The Bovespa stock index shed 5 percent this week, its biggest weekly loss since August. On Friday, the 10-year bond yield jumped more than 25 basis points and the real slumped 2.5 percent, both their biggest moves since November.
(GRAPHIC: Bovespa index – weekly change – https://tmsnrt.rs/2OhZkVD)
(GRAPHIC: Brazil’s 10-year bond yield – daily change – https://tmsnrt.rs/2UOvw5p)
(GRAPHIC: Brazilian real – https://tmsnrt.rs/2UR8sTk)
Investors are more focused than ever on Bolsonaro’s signature proposal to overhaul the pension system in hopes of shoring up public finances, boosting growth and generating over 1 trillion reais ($257 billion) of savings over the next decade.

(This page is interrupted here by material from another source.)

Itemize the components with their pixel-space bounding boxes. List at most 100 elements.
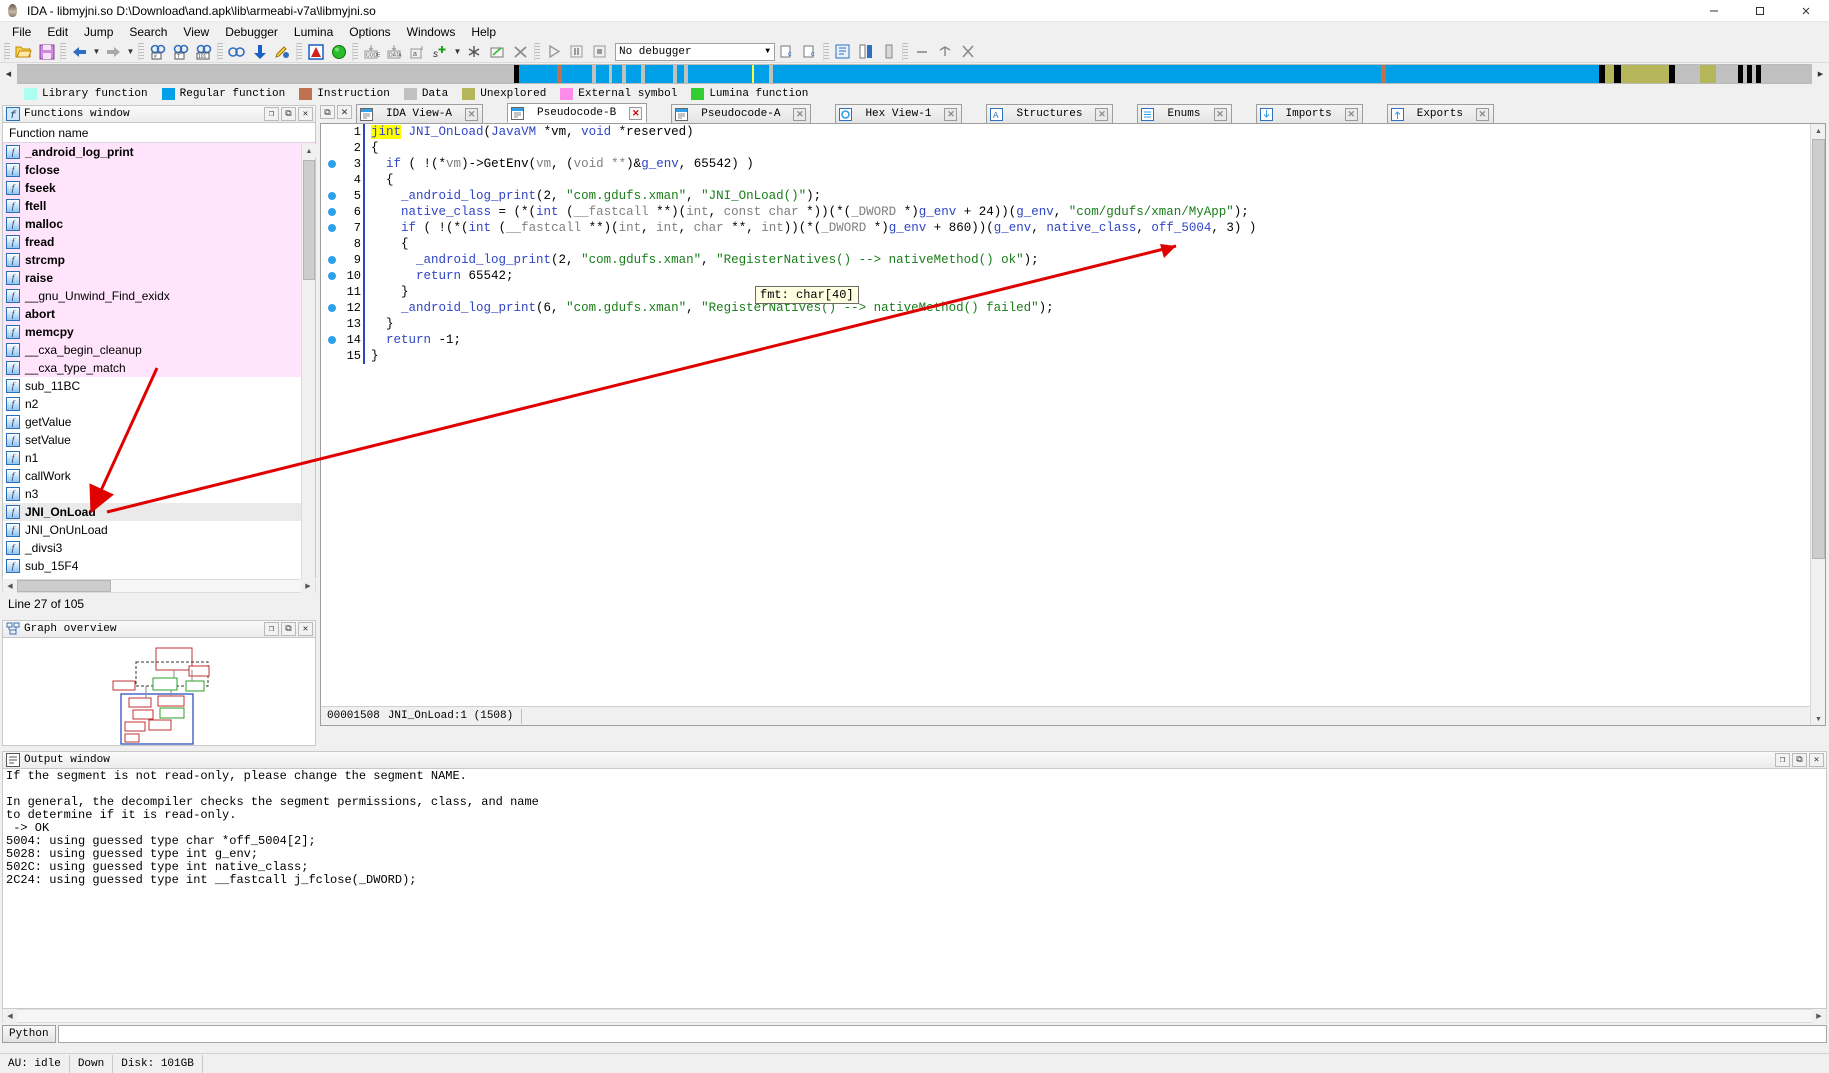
breakpoint-gutter[interactable] xyxy=(321,192,343,200)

“The next three to four months are crucial for the country,” XP Investimentos credit analysts wrote in a note to clients on Friday, adding they remained optimistic that “transformational” reform will be passed.
“However, we anticipate volatility, with tough negotiations ahead for pension reform and a series of risks that may increase tensions, like we saw this week,” they said.
ALL EYES ON PENSIONS
Economists, traders, analysts, politicians and central bankers agree Brazil’s economic fate lies largely with pension reform, and progress on that front appears to be slowing.
The Temer scandal has the potential to damage the pension reform drive. A close Temer confidant, who was also arrested, is married to the mother-in-law of Rodrigo Maia, speaker of the lower house of Congress and chief architect of the coalition to pass pension reform.
Investors were also underwhelmed by a government proposal on military pensions that would save around a tenth of what was promised last month due to salary hikes. That raised the prospect of other groups hardening demands in negotiations.
“This could create challenges for the administration in Congress as they were arguing this is a reform that fights privileges from public servants,” wrote Morgan Stanley economists.
Bolsonaro’s eroding support will also make it harder for him to close the deal on pension reform. An Ibope poll this week showed his government’s popularity plummeted to the worst approval rating at this early stage of any administration since Brazil returned to democracy three decades ago.
All of that has investors and policymakers putting off hopes for a more robust economic recovery.
In keeping interest rates at a record low of 6.50 percent this week, the central bank highlighted the economy’s weak performance and downgraded the inflation threat level.
On Friday, the Economy Ministry also cut their 2019 forecasts for growth, inflation, average interest rates and the real’s average exchange rate.